Nesse diapasão, é mister ressaltar que o operador tem empreendido esforços no sentido de regularizar a aeronave, tendo sido comprovada a aquisição do equipamento[5] e firmado um compromisso junto à empresa Jazz Engenharia para utilização do CST[6] assim que finalizada a sua aprovação - ações ocorridas ainda no início deste processo. Cumpre destacar, que o compromisso com a empresa de engenharia prevê também a utilização da própria aeronave PS-RTD, objeto desta isenção, como protótipo para os ensaios necessários visando a comprovação de requisitos para a aprovação do mencionado Certificado Suplementar de Tipo, o que, no meu entender, reforça o empenho da peticionária pela aprovação do projeto de modificação e aprovação final do CST. Portanto, verifica-se haver esforço do operador na real busca pela regularização da aeronave para operação sob as regras do RBAC nº 135.

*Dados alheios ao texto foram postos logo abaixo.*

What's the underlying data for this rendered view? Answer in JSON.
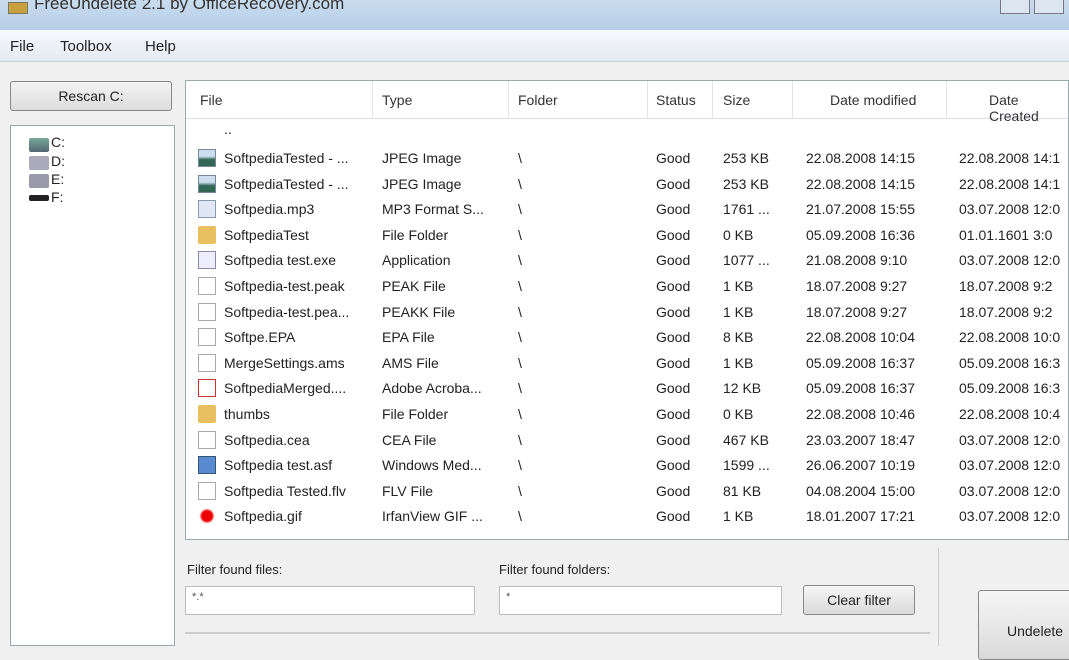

Projeto de modificação nº H.02-5774-0 - processo SEI 00066.010207/2022-41
Conforme pontuado nos autos, a Rico Táxi Aéreo pretende utilizar o projeto de modificação nº H.02-5774-0, referente à "Instalação do sistema CVR modelo A100S da L-3 Communications em aeronaves modelos Textron Aviation 200, 200T, B200 e B200T" conduzido pela Jazz Engenharia Aeronáutica.

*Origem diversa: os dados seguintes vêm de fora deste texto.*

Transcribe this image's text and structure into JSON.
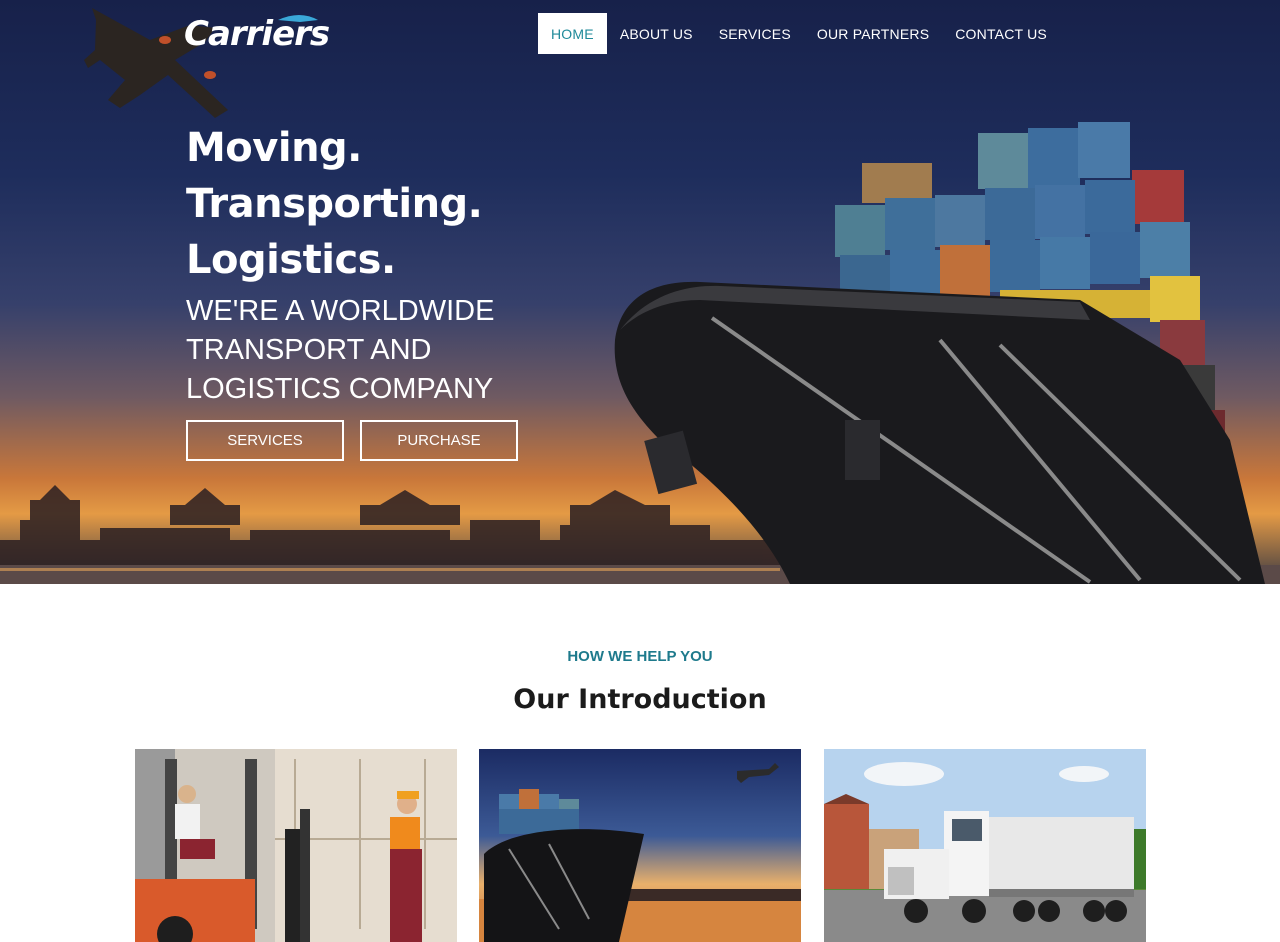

Dos autos do processo em referência, observa-se que, embora ainda possua não conformidades técnicas a serem sanadas pela Jazz Engenharia, sua análise está em estágio avançado na Superintendência de Aeronavegabilidade (SAR). É possível verificar que, ressalvadas inconformidades de natureza eminentemente documental - como correções em desenhos - a atual pendência relevante impeditiva para a aprovação imediata do CST pela ANAC fundamenta-se, essencialmente, na comprovação de que o CVR grava, em três canais separados, os áudios do piloto, copiloto e do microfone de área na cabine, conforme requerido pelo parágrafo 135.151(a)(1) do RBAC n° 135 combinado o parágrafo 23.1457(c) do RBAC nº 23.
Isto é, a partir dos arquivos de áudio protocolados no processo, a extração do áudio dos ensaios que já foram realizados indicam uma gravação conjunta, o que, como corretamente indicado pela SAR, ainda não cumpre todo o normativo pertinente. Outrossim, é relevante ressaltar que da análise realizada pela SAR, até o momento, não foram identificados problemas relacionados ao projeto ou ao aspecto de instalação do sistema do CVR na aeronave protótipo PS-RTD.
Atendimento ao interesse público
A petição de isenção que ora se analisa está inserida em um contexto mais amplo, qual seja, o de inclusão do modelo Beech Aircraft B200 nas Especificações Operativas da Rico Táxi Aéreo. Trata-se de regulado que opera primariamente na Região Norte do Brasil, a qual, como é de amplo conhecimento, possui no modal aéreo um relevante pilar de interconectividade com as demais regiões. Considerando ainda que é necessário um olhar particular para as necessidades desta região, entendo que são imperativos os esforços desta Agência com vistas a ampliar a disponibilidade de serviços de transporte na região, notoriamente dentro de um nível de segurança aceitável.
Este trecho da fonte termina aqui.